14 Ağustos 2018 Salı

&


İran-Irak savaşında H. Kissinger, keşke her iki tarafı da yenebilsem demişti. Türkler-Farisiler ve Araplar için, bir ara, şu sözü de söylemiş olabilir: Keşke her üçünü de yenebilsem. Şimdiyse Amerika’nın karşısında ‘yenebilsem dediği’ ülke sayıları çoğaldı. Çin, Rusya ve birçok Latin ülkesi Amerika için karşı tarafa geçti. Gerçekten Amerika hepsini yenebilsem diye içinden geçiriyor mudur?
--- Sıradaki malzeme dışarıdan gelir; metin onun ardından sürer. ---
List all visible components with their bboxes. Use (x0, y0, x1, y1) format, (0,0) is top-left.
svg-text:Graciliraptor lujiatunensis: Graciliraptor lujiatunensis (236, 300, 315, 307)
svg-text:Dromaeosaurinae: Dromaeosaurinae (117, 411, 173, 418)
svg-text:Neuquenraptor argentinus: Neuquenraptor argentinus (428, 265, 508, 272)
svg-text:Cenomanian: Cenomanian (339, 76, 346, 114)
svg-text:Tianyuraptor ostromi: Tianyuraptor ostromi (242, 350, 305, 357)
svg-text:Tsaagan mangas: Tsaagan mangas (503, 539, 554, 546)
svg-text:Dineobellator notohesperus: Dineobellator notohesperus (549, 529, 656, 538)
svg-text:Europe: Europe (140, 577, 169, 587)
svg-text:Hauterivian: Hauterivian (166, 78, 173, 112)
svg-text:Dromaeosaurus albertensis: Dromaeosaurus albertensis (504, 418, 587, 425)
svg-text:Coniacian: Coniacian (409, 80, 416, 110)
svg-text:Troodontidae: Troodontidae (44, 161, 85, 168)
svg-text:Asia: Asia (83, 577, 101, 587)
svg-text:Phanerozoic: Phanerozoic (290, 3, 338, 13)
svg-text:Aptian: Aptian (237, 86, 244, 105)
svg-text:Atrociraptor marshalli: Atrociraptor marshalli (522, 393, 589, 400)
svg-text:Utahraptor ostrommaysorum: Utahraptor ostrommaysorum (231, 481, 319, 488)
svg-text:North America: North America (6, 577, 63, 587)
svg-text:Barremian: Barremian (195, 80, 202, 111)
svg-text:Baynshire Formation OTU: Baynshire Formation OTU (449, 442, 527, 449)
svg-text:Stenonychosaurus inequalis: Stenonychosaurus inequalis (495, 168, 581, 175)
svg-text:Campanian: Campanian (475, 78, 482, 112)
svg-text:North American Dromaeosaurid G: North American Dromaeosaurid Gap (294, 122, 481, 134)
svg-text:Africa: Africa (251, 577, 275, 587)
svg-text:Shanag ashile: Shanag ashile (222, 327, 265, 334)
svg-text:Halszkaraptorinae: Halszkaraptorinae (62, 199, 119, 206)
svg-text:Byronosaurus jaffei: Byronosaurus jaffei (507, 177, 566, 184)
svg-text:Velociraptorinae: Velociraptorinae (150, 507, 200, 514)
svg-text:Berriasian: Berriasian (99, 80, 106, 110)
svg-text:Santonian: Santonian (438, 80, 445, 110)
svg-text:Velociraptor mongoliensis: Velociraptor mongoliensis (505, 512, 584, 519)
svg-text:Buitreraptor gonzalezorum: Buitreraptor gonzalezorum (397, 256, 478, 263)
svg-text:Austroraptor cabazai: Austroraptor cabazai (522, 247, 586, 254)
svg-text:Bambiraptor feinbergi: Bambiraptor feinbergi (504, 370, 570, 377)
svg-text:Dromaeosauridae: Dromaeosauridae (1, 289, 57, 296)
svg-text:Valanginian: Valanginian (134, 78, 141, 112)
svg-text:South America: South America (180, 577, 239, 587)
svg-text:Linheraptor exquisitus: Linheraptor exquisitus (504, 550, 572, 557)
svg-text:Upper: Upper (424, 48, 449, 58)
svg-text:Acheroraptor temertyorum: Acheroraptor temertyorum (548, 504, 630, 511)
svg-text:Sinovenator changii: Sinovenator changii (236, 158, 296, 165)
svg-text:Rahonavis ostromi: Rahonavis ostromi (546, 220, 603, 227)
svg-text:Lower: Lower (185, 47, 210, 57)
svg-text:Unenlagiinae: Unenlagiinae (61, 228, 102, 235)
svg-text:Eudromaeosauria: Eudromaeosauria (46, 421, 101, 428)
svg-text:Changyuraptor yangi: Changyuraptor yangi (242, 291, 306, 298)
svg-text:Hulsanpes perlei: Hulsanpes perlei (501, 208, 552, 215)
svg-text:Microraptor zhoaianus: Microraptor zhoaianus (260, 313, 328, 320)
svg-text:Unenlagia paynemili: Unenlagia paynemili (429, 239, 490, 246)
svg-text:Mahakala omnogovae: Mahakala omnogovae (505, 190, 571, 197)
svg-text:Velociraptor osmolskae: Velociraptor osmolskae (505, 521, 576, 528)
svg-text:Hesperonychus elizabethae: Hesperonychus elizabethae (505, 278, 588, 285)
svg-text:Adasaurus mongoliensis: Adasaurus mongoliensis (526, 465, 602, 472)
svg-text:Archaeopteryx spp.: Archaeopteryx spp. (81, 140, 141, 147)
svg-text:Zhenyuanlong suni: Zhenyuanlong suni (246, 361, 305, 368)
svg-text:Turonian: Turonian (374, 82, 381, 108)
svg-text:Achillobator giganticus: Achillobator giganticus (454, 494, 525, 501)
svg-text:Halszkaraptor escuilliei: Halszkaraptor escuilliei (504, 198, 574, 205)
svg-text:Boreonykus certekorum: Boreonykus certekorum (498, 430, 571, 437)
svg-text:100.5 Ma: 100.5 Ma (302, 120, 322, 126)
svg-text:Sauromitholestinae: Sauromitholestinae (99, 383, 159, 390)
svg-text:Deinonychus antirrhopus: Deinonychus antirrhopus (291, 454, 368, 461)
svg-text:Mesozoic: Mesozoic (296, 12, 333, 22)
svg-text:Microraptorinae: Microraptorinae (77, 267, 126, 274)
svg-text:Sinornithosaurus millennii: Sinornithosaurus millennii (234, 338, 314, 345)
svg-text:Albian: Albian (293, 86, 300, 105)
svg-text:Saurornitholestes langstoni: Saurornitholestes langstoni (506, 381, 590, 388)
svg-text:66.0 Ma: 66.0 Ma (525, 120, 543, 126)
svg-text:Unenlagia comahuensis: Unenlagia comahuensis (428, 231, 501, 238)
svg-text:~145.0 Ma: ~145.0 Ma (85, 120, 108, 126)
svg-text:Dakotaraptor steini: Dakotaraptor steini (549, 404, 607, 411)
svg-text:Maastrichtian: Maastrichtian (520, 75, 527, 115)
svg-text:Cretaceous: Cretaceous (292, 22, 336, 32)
Ülkeler; millet adına, düşünceler ve anlamlar haritasının istasyonlarıdır. Geçmişi ve şimdisiyle, oluşturduğu algı ve kavramlarla dünya siyasetinde yer tutarlar. Bir kısmı geçmişinin büyüklüğüne oranla, bilge ve sakin tavrıyla dünya sahnesinde yer tutar. Tarihte Osmanlı, Çin buna örnektir. Küçük devletler arasında meydana gelen anlaşmazlıklarda orta yolu bulmayı bilirler. Dünya sisteminin, birçok yönden kalbi olarak dururlar. Gerçi kavramlarda ve fikriyatta olduğu gibi devletler de belli bir zaman sonra kalıplaşırlar ve kiçleşirler, ancak kadim derinliklere sahip devletler bir köşeye çekilip, kendilerini aşılamasını da, ışkınlamasını da bilirler.

Amerika bu açıdan ilginç bir devlet. Köken olarak derinliği yok. Daha çok bir şirket gibi duruyor. Kurumlarının ise Amerika kıtasının muhasebe ve hukuk işlerini yürüten bürolardan farkı yok. Amerika’nın varlığını derin bir tarih desteklemiyor. Onu tarih hep boşluğa düşürüyor. Kadim bir sürekten gelenlerin yanında bu eksikliğini hissediyor, kavgayla kendisini kanıtlama yoluna gidiyor. Karakter ve kişilik olarak kabul görecek bir geçmişe ve deneyime, güvene sahip değil. Ne var ki Amerika’nın, çöktüğü vakit kendisini yenileyecek kadim bir kuluçkası da yok. Aslında Amerika, GDO’lu ürünlerin çekirdekleri gibi. Bir defa ekilir, ürün toplanır biter. İkinci kez tarlaya, dünya sahnesine çıkamaz.